Bu sırada Abdulhakim S. ve Kaçakçılık ve İstihbarat Müdürlüğü Kısım Amiri Erkan D. havalimanındaki bir kafede buluştu. Erkan D., Abdulhakim S.'nin "Altınlarla ilgili bir yanlışlık olmuş" şeklindeki anlatımlarından sonra hemen savcılığı aradı. Memurlara da 5 kap altının ambardan kesinlikle çıkarılmaması için talimat verdi.
ŞİRKETİN OYUNU
Müfettişlerin raporunda şöyle deniliyordu: “6 kap eşyadan sadece açılan 1 kap eşyanın altın olup diğerlerinin olmaması makul ve kabul edilir bir durum değildir. Firmanın ambarda bırakılan kaplar için düzeltme dilekçesi vermesinin nedeni; Kaçakçılık ve İstihbarat Müdürlüğü’nün olaya müdahil olmasıdır. Çünkü bu eşyanın, darphaneye gönderileceği ve altın olmadığının ortaya çıkacağı kesindi.”

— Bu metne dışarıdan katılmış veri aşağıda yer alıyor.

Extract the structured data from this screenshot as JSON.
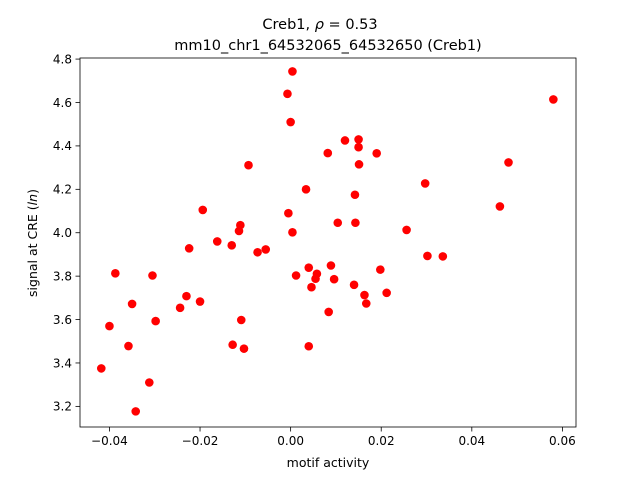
{
  "figure": {
    "title_line1_prefix": "Creb1, ",
    "title_line1_rho": "ρ",
    "title_line1_value": " = 0.53",
    "title_line2": "mm10_chr1_64532065_64532650 (Creb1)"
  },
  "chart_data": {
    "type": "scatter",
    "title": "Creb1, ρ = 0.53\nmm10_chr1_64532065_64532650 (Creb1)",
    "xlabel": "motif activity",
    "ylabel_prefix": "signal at CRE (",
    "ylabel_italic": "ln",
    "ylabel_suffix": ")",
    "xlim": [
      -0.0465,
      0.063
    ],
    "ylim": [
      3.105,
      4.805
    ],
    "xticks": [
      -0.04,
      -0.02,
      0.0,
      0.02,
      0.04,
      0.06
    ],
    "xtick_labels": [
      "−0.04",
      "−0.02",
      "0.00",
      "0.02",
      "0.04",
      "0.06"
    ],
    "yticks": [
      3.2,
      3.4,
      3.6,
      3.8,
      4.0,
      4.2,
      4.4,
      4.6,
      4.8
    ],
    "ytick_labels": [
      "3.2",
      "3.4",
      "3.6",
      "3.8",
      "4.0",
      "4.2",
      "4.4",
      "4.6",
      "4.8"
    ],
    "grid": false,
    "legend": "none",
    "marker_color": "#ff0000",
    "points": [
      [
        -0.0418,
        3.375
      ],
      [
        -0.04,
        3.57
      ],
      [
        -0.0387,
        3.813
      ],
      [
        -0.0358,
        3.478
      ],
      [
        -0.035,
        3.672
      ],
      [
        -0.0342,
        3.177
      ],
      [
        -0.0312,
        3.31
      ],
      [
        -0.0305,
        3.803
      ],
      [
        -0.0298,
        3.593
      ],
      [
        -0.0244,
        3.654
      ],
      [
        -0.023,
        3.708
      ],
      [
        -0.0224,
        3.928
      ],
      [
        -0.02,
        3.683
      ],
      [
        -0.0194,
        4.105
      ],
      [
        -0.0162,
        3.96
      ],
      [
        -0.013,
        3.942
      ],
      [
        -0.0128,
        3.484
      ],
      [
        -0.0114,
        4.008
      ],
      [
        -0.0111,
        4.035
      ],
      [
        -0.0109,
        3.598
      ],
      [
        -0.0103,
        3.466
      ],
      [
        -0.0093,
        4.311
      ],
      [
        -0.0073,
        3.91
      ],
      [
        -0.0055,
        3.923
      ],
      [
        -0.0007,
        4.64
      ],
      [
        -0.0005,
        4.09
      ],
      [
        0.0,
        4.51
      ],
      [
        0.0004,
        4.743
      ],
      [
        0.0004,
        4.002
      ],
      [
        0.0012,
        3.803
      ],
      [
        0.0034,
        4.2
      ],
      [
        0.004,
        3.839
      ],
      [
        0.004,
        3.477
      ],
      [
        0.0046,
        3.749
      ],
      [
        0.0055,
        3.788
      ],
      [
        0.0058,
        3.811
      ],
      [
        0.0082,
        4.367
      ],
      [
        0.0084,
        3.635
      ],
      [
        0.0089,
        3.849
      ],
      [
        0.0096,
        3.786
      ],
      [
        0.0104,
        4.046
      ],
      [
        0.012,
        4.425
      ],
      [
        0.014,
        3.76
      ],
      [
        0.0142,
        4.175
      ],
      [
        0.0143,
        4.046
      ],
      [
        0.015,
        4.43
      ],
      [
        0.015,
        4.394
      ],
      [
        0.0151,
        4.315
      ],
      [
        0.0163,
        3.713
      ],
      [
        0.0167,
        3.674
      ],
      [
        0.019,
        4.366
      ],
      [
        0.0198,
        3.83
      ],
      [
        0.0212,
        3.723
      ],
      [
        0.0256,
        4.013
      ],
      [
        0.0297,
        4.227
      ],
      [
        0.0302,
        3.893
      ],
      [
        0.0336,
        3.891
      ],
      [
        0.0462,
        4.121
      ],
      [
        0.0481,
        4.324
      ],
      [
        0.058,
        4.614
      ]
    ]
  }
}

Nitekim; ambarda kalan 5 çanta da 1 Ağustos 2024 günü Darphane’ye gönderildi ve imitasyon pirinç levha olduğu tespit edildi. Gaziosmanpaşa Cumhuriyet Savcılığı’na bilgi verildi. Savcılığın talimatıyla Hera Diamond Kuyumculuk Şirketi’ndeki bilgisayarlara el konuldu. Şirketin Kuyumcukent’teki ofisinde de kamera kayıtları, faturaları, analiz raporları alındı.
İdari soruşturmada ise Gümrük Müdür Yardımcısı Abdulhakim S., görevden uzaklaştırıldı.

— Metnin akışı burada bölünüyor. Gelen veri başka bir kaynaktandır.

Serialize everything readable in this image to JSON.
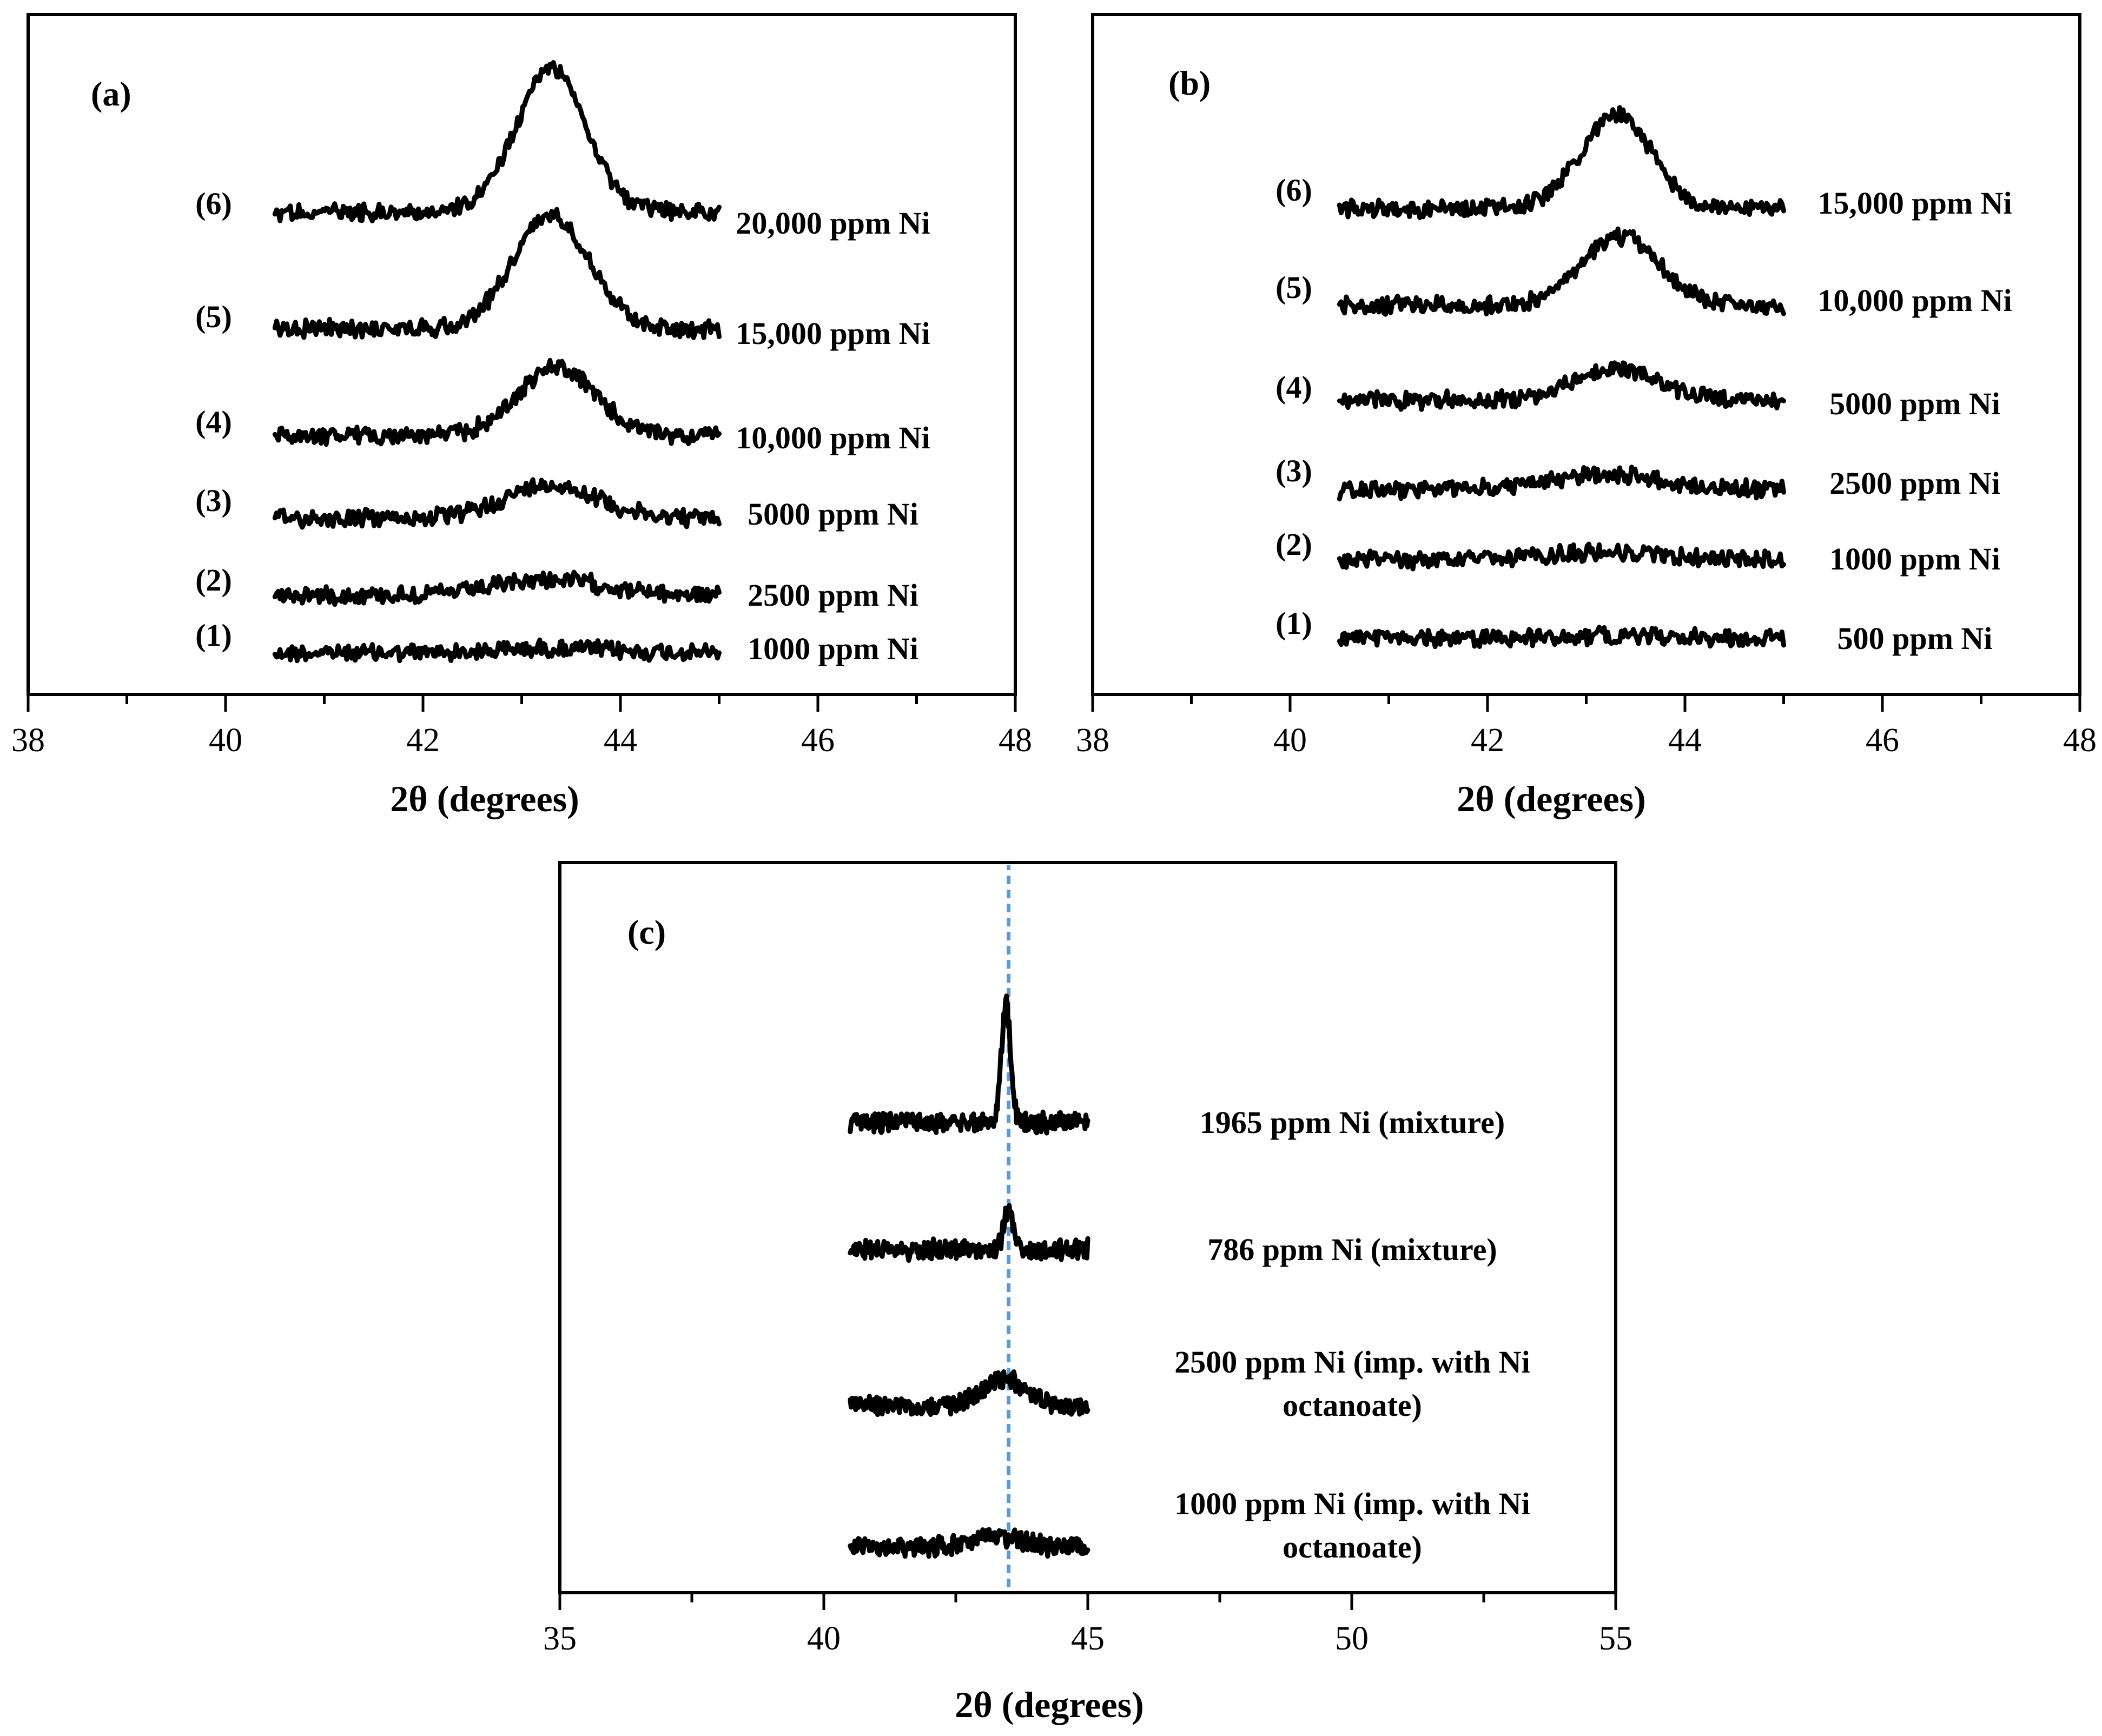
{
  "chart_data": [
    {
      "type": "line",
      "panel": "(a)",
      "xlabel": "2θ (degrees)",
      "ylabel": "",
      "xlim": [
        38,
        48
      ],
      "xticks": [
        38,
        40,
        42,
        44,
        46,
        48
      ],
      "minor_ticks": [
        39,
        41,
        43,
        45,
        47
      ],
      "x_range": [
        40.5,
        45.0
      ],
      "series": [
        {
          "number": "(1)",
          "name": "1000 ppm Ni",
          "peak_center": 43.3,
          "peak_height": 0.03,
          "peak_width": 0.75
        },
        {
          "number": "(2)",
          "name": "2500 ppm Ni",
          "peak_center": 43.3,
          "peak_height": 0.1,
          "peak_width": 0.75
        },
        {
          "number": "(3)",
          "name": "5000 ppm Ni",
          "peak_center": 43.3,
          "peak_height": 0.22,
          "peak_width": 0.65
        },
        {
          "number": "(4)",
          "name": "10,000 ppm Ni",
          "peak_center": 43.35,
          "peak_height": 0.45,
          "peak_width": 0.55
        },
        {
          "number": "(5)",
          "name": "15,000 ppm Ni",
          "peak_center": 43.3,
          "peak_height": 0.75,
          "peak_width": 0.55
        },
        {
          "number": "(6)",
          "name": "20,000 ppm Ni",
          "peak_center": 43.3,
          "peak_height": 0.95,
          "peak_width": 0.5
        }
      ]
    },
    {
      "type": "line",
      "panel": "(b)",
      "xlabel": "2θ (degrees)",
      "ylabel": "",
      "xlim": [
        38,
        48
      ],
      "xticks": [
        38,
        40,
        42,
        44,
        46,
        48
      ],
      "minor_ticks": [
        39,
        41,
        43,
        45,
        47
      ],
      "x_range": [
        40.5,
        45.0
      ],
      "series": [
        {
          "number": "(1)",
          "name": "500 ppm Ni",
          "peak_center": 43.3,
          "peak_height": 0.02,
          "peak_width": 0.75
        },
        {
          "number": "(2)",
          "name": "1000 ppm Ni",
          "peak_center": 43.2,
          "peak_height": 0.06,
          "peak_width": 0.75
        },
        {
          "number": "(3)",
          "name": "2500 ppm Ni",
          "peak_center": 43.2,
          "peak_height": 0.12,
          "peak_width": 0.75
        },
        {
          "number": "(4)",
          "name": "5000 ppm Ni",
          "peak_center": 43.3,
          "peak_height": 0.25,
          "peak_width": 0.6
        },
        {
          "number": "(5)",
          "name": "10,000 ppm Ni",
          "peak_center": 43.35,
          "peak_height": 0.55,
          "peak_width": 0.55
        },
        {
          "number": "(6)",
          "name": "15,000 ppm Ni",
          "peak_center": 43.3,
          "peak_height": 0.75,
          "peak_width": 0.5
        }
      ]
    },
    {
      "type": "line",
      "panel": "(c)",
      "xlabel": "2θ (degrees)",
      "ylabel": "",
      "xlim": [
        35,
        55
      ],
      "xticks": [
        35,
        40,
        45,
        50,
        55
      ],
      "minor_ticks": [
        37.5,
        42.5,
        47.5,
        52.5
      ],
      "x_range": [
        40.5,
        45.0
      ],
      "reference_line_x": 43.5,
      "series": [
        {
          "name_lines": [
            "1000 ppm Ni (imp. with Ni",
            "octanoate)"
          ],
          "peak_center": 43.3,
          "peak_height": 0.08,
          "peak_width": 0.6
        },
        {
          "name_lines": [
            "2500 ppm Ni (imp. with Ni",
            "octanoate)"
          ],
          "peak_center": 43.4,
          "peak_height": 0.22,
          "peak_width": 0.6
        },
        {
          "name_lines": [
            "786 ppm Ni (mixture)"
          ],
          "peak_center": 43.5,
          "peak_height": 0.35,
          "peak_width": 0.12
        },
        {
          "name_lines": [
            "1965  ppm Ni (mixture)"
          ],
          "peak_center": 43.45,
          "peak_height": 1.0,
          "peak_width": 0.12
        }
      ]
    }
  ]
}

Hera Diamond Kuyumuculuk Şirketi’nin sahibi İlhami Çörtük, Dubai’de yaşıyordu ve ilk savunmayı avukatı yaptı. Ayar Evi’nin sehven pirinç levha yerine altın levha beyannamesi verdiğini savundu. Altın ihracatında devletin teşviki, altın getirme hakkı ve KDV olmadığı için hayali ihracattan bahsedilemeyeceğini savundu. Şirketin böyle bir işlem yaparak maddi menfaat elde edemeyeceğini iddia etti. Daha sonra Türkiye’ye gelerek ifade veren İlhami Çörtük de yanlış beyannameleri sonradan fark ettiklerini anlattı. Suçlamaları kabul etmedi.
KARA PARA AKLAMA İDDİASI
Müfettiş raporunda şöyle denildi: “Bu işlemlerin yurda kaynağı belli olmayan döviz veya altın girişi sağlamak adına yapıldığı düşünüldüğünden konunun Suç Gelirlerinin Aklanmasının Önlenmesi Hakkında Kanun Kapsamında değerlendirilmesinin T.C. Hazine ve Maliye Bakanlığı Mali Suçları Araştırma Kurulu (MASAK) tarafından yapılmasının uygun olacağı kanaatine varılmıştır.”
Şirket bu sahte ihracatı yapması halinde Türkiye’ye 755 milyon 500 bin TL’lik döviz sokabilirdi. Kara para aklama faaliyeti olabilir miydi? Savcılık bu sahteciliğin nedenlerini araştırıyor. Ayrıca bu suça karışan kişilerin ayrıca belgede sahtecilik, suç delillerini yok etmek ve mühür bozmak gibi suçlardan yargılanması bekleniyor.